Czesi poinformują lepiej
Zdaniem szefa PCZK, Racibórz nie potrzebuje polskiego systemu informowania o stanach wód na Odrze i jej dopływach.
Lepiej dajmy pieniądze Czechom na rozwój ich urządzeń pomiarowych, bo interesuje nas jak rzeka wygląda u sąsiadów – uważa.
Kierownik Powiatowego Centrum Zarządzania Kryzysowego wystąpił w roli eksperta na październikowym posiedzeniu Komisji Rozwoju Gospodarczego, Promocji i Współpracy z Zagranicą. Zaprosił go szef tego gremium Leonard Malcharczyk. Chciał by gość z PCZK zapoznał radnych ze stanem przygotowań do rozpoczęcia budowy Zbiornika Racibórz. Szydłowski przygotował prezentację multimedialną na ten temat.

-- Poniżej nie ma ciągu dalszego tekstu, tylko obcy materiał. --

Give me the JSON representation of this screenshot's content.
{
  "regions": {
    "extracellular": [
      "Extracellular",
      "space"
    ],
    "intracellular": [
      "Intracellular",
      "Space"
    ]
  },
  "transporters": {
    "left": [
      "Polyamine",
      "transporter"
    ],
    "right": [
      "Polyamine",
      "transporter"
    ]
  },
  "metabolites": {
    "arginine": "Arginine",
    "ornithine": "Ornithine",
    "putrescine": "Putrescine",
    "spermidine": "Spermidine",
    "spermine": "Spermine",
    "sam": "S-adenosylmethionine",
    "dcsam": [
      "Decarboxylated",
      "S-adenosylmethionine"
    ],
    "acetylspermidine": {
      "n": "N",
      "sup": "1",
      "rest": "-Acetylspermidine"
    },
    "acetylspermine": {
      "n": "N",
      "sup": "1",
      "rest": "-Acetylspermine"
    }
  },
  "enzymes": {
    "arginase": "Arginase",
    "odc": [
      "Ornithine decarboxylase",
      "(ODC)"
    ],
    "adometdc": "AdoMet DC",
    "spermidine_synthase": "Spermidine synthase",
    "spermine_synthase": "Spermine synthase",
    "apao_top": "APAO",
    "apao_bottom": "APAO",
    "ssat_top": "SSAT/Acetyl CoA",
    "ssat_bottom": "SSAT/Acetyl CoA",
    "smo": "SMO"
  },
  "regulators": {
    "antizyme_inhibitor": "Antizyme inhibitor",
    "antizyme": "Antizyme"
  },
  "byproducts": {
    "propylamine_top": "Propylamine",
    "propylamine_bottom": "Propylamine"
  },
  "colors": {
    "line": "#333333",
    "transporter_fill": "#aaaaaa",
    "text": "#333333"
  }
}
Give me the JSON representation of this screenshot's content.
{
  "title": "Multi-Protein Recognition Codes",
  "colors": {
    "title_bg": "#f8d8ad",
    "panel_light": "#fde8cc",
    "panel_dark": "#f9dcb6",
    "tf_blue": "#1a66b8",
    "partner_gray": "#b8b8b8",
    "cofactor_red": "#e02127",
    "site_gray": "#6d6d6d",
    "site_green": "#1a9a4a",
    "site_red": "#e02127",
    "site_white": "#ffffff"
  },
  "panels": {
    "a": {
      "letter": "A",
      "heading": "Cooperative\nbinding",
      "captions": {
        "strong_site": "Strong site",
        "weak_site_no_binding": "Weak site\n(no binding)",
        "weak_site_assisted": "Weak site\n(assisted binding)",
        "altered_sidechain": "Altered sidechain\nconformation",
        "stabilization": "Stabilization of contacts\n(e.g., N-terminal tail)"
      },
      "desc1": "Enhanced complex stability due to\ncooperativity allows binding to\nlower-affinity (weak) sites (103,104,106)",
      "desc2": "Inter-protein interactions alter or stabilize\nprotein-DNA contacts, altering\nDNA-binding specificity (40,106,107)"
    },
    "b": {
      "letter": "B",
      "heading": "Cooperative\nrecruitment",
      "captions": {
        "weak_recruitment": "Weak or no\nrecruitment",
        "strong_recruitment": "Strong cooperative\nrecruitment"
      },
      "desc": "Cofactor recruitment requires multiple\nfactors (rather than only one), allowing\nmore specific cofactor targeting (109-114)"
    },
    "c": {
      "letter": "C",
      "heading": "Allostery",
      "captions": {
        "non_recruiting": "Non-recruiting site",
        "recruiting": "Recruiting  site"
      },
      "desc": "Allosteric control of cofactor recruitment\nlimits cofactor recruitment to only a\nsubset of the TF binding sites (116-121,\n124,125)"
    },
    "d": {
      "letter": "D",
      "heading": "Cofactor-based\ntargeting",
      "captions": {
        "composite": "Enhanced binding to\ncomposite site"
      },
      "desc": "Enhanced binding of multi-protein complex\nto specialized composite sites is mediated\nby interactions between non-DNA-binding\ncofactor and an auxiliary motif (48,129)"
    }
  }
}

Mówił także o tegorocznej powodzi z wiosny. – Nie jestem zwolennikiem dokładania się przez samorządy do rozbudowy internetowego systemu informacji o stanie wody na Odrze. Takie dane posłużą następnym miastom nadodrzańskim, jak Kędzierzyn Koźle czy Opole. W Raciborzu potrzebujemy szczegółowych danych z Czech. Lepiej im dołożyć pieniędzy na ulepszenie systemu pomiarów – uważa Szydłowski.